Valuation research shows a beast area in the general Clermont district is currently worth about $3000. Historically, the best of the district’s gidgee country traded at up to $3500 a beast area.
Looking at examples like Rugby Run and more recently, Neville Gear’s purchase of OK station, prices were closer to $4000/AE, but these were much smaller blocks than Moray, and carried a higher percentage of good country.
One estimate suggested Moray might run 15,000 head, valuing the property at a little over $50 million bare based on grazing value. While the block is regarded as including some magnificent buffel grass country, there are also areas of rougher country present.
If the suggested sale price is to be believed, that would represent a 100pc premium over realistic grazing value.
The Moray Downs/Doongmabulla aggregation totalling about 190,000ha was originally sold by Shipfield Pastoral Co in June 1994, for $10.7m.
Whereas miners were earlier focussed on negotiating access to grazing land for mineral development, there has been a growing trend towards outright land purchase.
Australia’s richest person Gina Rinehart recently bought adjoining large grazing properties near Alpha in the lower Galilee Basin, with coal reserves of about 7.6 billion tonnes, since sold to another Indian industrial giant, GVK Group, for development.
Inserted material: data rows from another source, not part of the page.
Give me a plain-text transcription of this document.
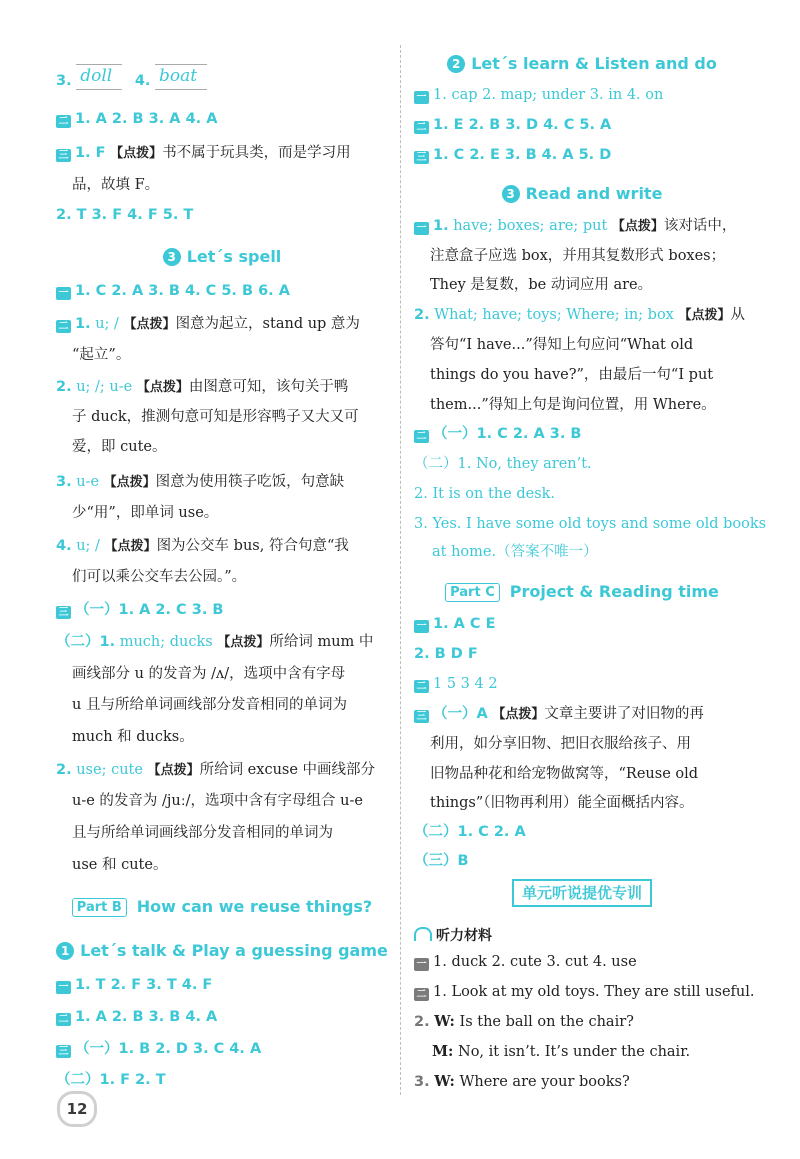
3. doll 4. boat
二 1. A 2. B 3. A 4. A
三 1. F 【点拨】书不属于玩具类，而是学习用
品，故填 F。
2. T 3. F 4. F 5. T
3 Let´s spell
一 1. C 2. A 3. B 4. C 5. B 6. A
二 1. u; / 【点拨】图意为起立，stand up 意为
“起立”。
2. u; /; u-e 【点拨】由图意可知，该句关于鸭
子 duck，推测句意可知是形容鸭子又大又可
爱，即 cute。
3. u-e 【点拨】图意为使用筷子吃饭，句意缺
少“用”，即单词 use。
4. u; / 【点拨】图为公交车 bus, 符合句意“我
们可以乘公交车去公园。”。
三 （一）1. A 2. C 3. B
（二）1. much; ducks 【点拨】所给词 mum 中
画线部分 u 的发音为 /ʌ/，选项中含有字母
u 且与所给单词画线部分发音相同的单词为
much 和 ducks。
2. use; cute 【点拨】所给词 excuse 中画线部分
u-e 的发音为 /juː/，选项中含有字母组合 u-e
且与所给单词画线部分发音相同的单词为
use 和 cute。
Part B How can we reuse things?
1 Let´s talk & Play a guessing game
一 1. T 2. F 3. T 4. F
二 1. A 2. B 3. B 4. A
三 （一）1. B 2. D 3. C 4. A
（二）1. F 2. T
2 Let´s learn & Listen and do
一 1. cap 2. map; under 3. in 4. on
二 1. E 2. B 3. D 4. C 5. A
三 1. C 2. E 3. B 4. A 5. D
3 Read and write
一 1. have; boxes; are; put 【点拨】该对话中，
注意盒子应选 box，并用其复数形式 boxes；
They 是复数，be 动词应用 are。
2. What; have; toys; Where; in; box 【点拨】从
答句“I have...”得知上句应问“What old
things do you have?”，由最后一句“I put
them...”得知上句是询问位置，用 Where。
二 （一）1. C 2. A 3. B
（二）1. No, they aren’t.
2. It is on the desk.
3. Yes. I have some old toys and some old books
at home.（答案不唯一）
Part C Project & Reading time
一 1. A C E
2. B D F
二 1 5 3 4 2
三 （一）A 【点拨】文章主要讲了对旧物的再
利用，如分享旧物、把旧衣服给孩子、用
旧物品种花和给宠物做窝等，“Reuse old
things”（旧物再利用）能全面概括内容。
（二）1. C 2. A
（三）B
单元听说提优专训
听力材料
一 1. duck 2. cute 3. cut 4. use
二 1. Look at my old toys. They are still useful.
2. W: Is the ball on the chair?
M: No, it isn’t. It’s under the chair.
3. W: Where are your books?
12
Salisbury Plains, one of the best known grazing properties in the Bowen area, also sold for mineral development.
350,000ha taken out of production
A source close to Beef Central suggested yesterday that following the sale of Moray Downs, miners had now purchased about 880,000 acres (more than 350,000ha) of Queensland grazing country for coal development.
“Unfortunately the location of the coal deposits means much of is among the most productive cattle finishing land in the state,” he said. “It takes that land out of production for the beef industry, permanently.”
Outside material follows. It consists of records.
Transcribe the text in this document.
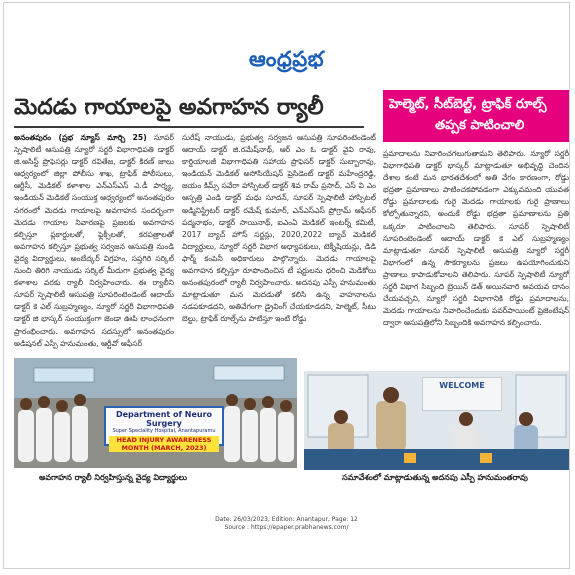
ఆంధ్రప్రభ
మెదడు గాయాలపై అవగాహన ర్యాలీ	హెల్మెట్, సీట్‌బెల్ట్, ట్రాఫిక్ రూల్స్
తప్పక పాటించాలి
అనంతపురం (ప్రభ న్యూస్ మార్చి 25) సూపర్ స్పెషాలిటీ ఆసుపత్రి న్యూరో సర్జరీ విభాగాధిపతి డాక్టర్ జి.అసిస్ట్ ప్రొఫెసర్లు డాక్టర్ రవితేజ, డాక్టర్ కిరణ్ జాలు ఆధ్వర్యంలో జిల్లా పోలీసు శాఖ, ట్రాఫిక్ పోలీసులు, ఆర్టీసీ, మెడికల్ కళాశాల ఎన్‌ఎస్‌ఎస్ ఎ.డీ పార్శ్య, ఇండియన్ మెడికల్ సంయుక్త ఆధ్వర్యంలో అనంతపురం నగరంలో మెదడు గాయాలపై అవగాహన సందర్భంగా మెదడు గాయాల నివారణపై ప్రజలకు అవగాహన కల్పిస్తూ ప్లకార్డులతో, ఫ్లెక్సీలతో, కరపత్రాలతో అవగాహన కల్పిస్తూ ప్రభుత్వ సర్వజన ఆసుపత్రి నుండి వైద్య విద్యార్థులు, అంబేద్కర్ విగ్రహం, సప్తగిరి సర్కిల్ నుంచి తిరిగి నాయుడు సర్కిల్ మీదుగా ప్రభుత్వ వైద్య కళాశాల వరకు ర్యాలీ నిర్వహించారు. ఈ ర్యాలీని సూపర్ స్పెషాలిటీ ఆసుపత్రి సూపరింటెండెంట్ ఆదాయ్ డాక్టర్ కె ఎల్ సుబ్రహ్మణ్యం, న్యూరో సర్జరీ విభాగాధిపతి డాక్టర్ జి భాస్కర్ సంయుక్తంగా జెండా ఊపి లాంఛనంగా ప్రారంభించారు. అవగాహన సదస్సులో అనంతపురం అడిషనల్ ఎస్పీ హనుమంతు, ఆర్టీవో ఆఫీసర్
సురేష్ నాయుడు, ప్రభుత్వ సర్వజన ఆసుపత్రి సూపరింటెండెంట్ ఆదాయ్ డాక్టర్ జి.రమేష్‌నాథ్, ఆర్ ఎం ఓ డాక్టర్ వైవి రావు, కార్డియాలజీ విభాగాధిపతి సహాయ ప్రొఫెసర్ డాక్టర్ సుబ్బారావు, ఇండియన్ మెడికల్ అసోసియేషన్ ప్రెసిడెంట్ డాక్టర్ మహేంద్రరెడ్డి, జయం కిమ్స్ సవేరా హాస్పిటల్ డాక్టర్ శివ రామ్ ప్రసాద్, ఎస్ వి ఎం ఆస్పత్రి ఎండి డాక్టర్ మధు సూదన్, సూపర్ స్పెషాలిటీ హాస్పిటల్ అడ్మినిస్ట్రేటర్ డాక్టర్ రమేష్ కుమార్, ఎన్‌ఎస్‌ఎస్ ప్రోగ్రామ్ ఆఫీసర్ పద్మనాభం, డాక్టర్ సాయినాథ్, ఐఎంఏ మెడికల్ ఇంటర్న్ కమిటీ, 2017 బ్యాచ్ హౌస్ సర్జన్లు, 2020,2022 బ్యాచ్ మెడికల్ విద్యార్థులు, న్యూరో సర్జరీ విభాగ అధ్యాపకులు, టెక్నీషియన్లు, డిడి ఫార్మ్ కంపెనీ అధికారులు పాల్గొన్నారు. మెదడు గాయాలపై అవగాహన కల్పిస్తూ రూపొందించిన టీ షర్టులను ధరించి మెడికోలు అనంతపురంలో ర్యాలీ నిర్వహించారు. అదనపు ఎస్పీ హనుమంతు మాట్లాడుతూ మన మెదడుతో కలిసి ఉన్న వాహనాలను నడపకూడదని, అతివేగంగా డ్రైవింగ్ చేయకూడదని, హెల్మెట్, సీటు బెల్టు, ట్రాఫిక్ రూల్స్‌ను పాటిస్తూ ఇంటి రోడ్డు
ప్రమాదాలను నివారించగలుగుతామని తెలిపారు. న్యూరో సర్జరీ విభాగాధిపతి డాక్టర్ భాస్కర్ మాట్లాడుతూ అభివృద్ధి చెందిన దేశాల కంటే మన భారతదేశంలో అతి వేగం కారణంగా, రోడ్డు భద్రతా ప్రమాణాలు పాటించకపోవడంగా ఎక్కువమంది యువత రోడ్డు ప్రమాదాలకు గురై మెదడు గాయాలకు గురై ప్రాణాలు కోల్పోతున్నారని, అందుకే రోడ్డు భద్రతా ప్రమాణాలను ప్రతి ఒక్కరూ పాటించాలని తెలిపారు. సూపర్ స్పెషాలిటీ సూపరింటెండెంట్ ఆదాయ్ డాక్టర్ కె ఎల్ సుబ్రహ్మణ్యం మాట్లాడుతూ సూపర్ స్పెషాలిటీ ఆసుపత్రి న్యూరో సర్జరీ విభాగంలో ఉన్న సౌకర్యాలను ప్రజలు ఉపయోగించుకుని ప్రాణాలు కాపాడుకోవాలని తెలిపారు. సూపర్ స్పెషాలిటీ న్యూరో సర్జరీ విభాగ సిబ్బంది బ్రెయిన్ డెత్ అయినవారి అవయవ దానం చేయవచ్చని, న్యూరో సర్జరీ విభాగానికి రోడ్డు ప్రమాదాలను, మెదడు గాయాలను నివారించేందుకు పవర్‌పాయింట్ ప్రెజెంటేషన్ ద్వారా ఆసుపత్రిలోని సిబ్బందికి అవగాహన కల్పించారు.
Department of Neuro Surgery
Super Speciality Hospital, Anantapuramu
HEAD INJURY AWARENESS MONTH (MARCH, 2023)
WELCOME
అవగాహన ర్యాలీ నిర్వహిస్తున్న వైద్య విద్యార్థులు	సమావేశంలో మాట్లాడుతున్న అదనపు ఎస్పీ హనుమంతరావు
Date: 26/03/2023, Edition: Anantapur, Page: 12
Source : https://epaper.prabhanews.com/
Using a beast to ten acres as a benchmark, the acquisitions had already wiped-out close to 100,000 head in the state’s productive beef finishing capacity, Beef Central’s contact suggested.
Valuers, Herron Todd White last year illustrated the trend towards outright purchase by miners, quoting a number of recent Central Queensland grazing property sales at prices 30 to 40 percent above prevailing rates for comparable nearby land.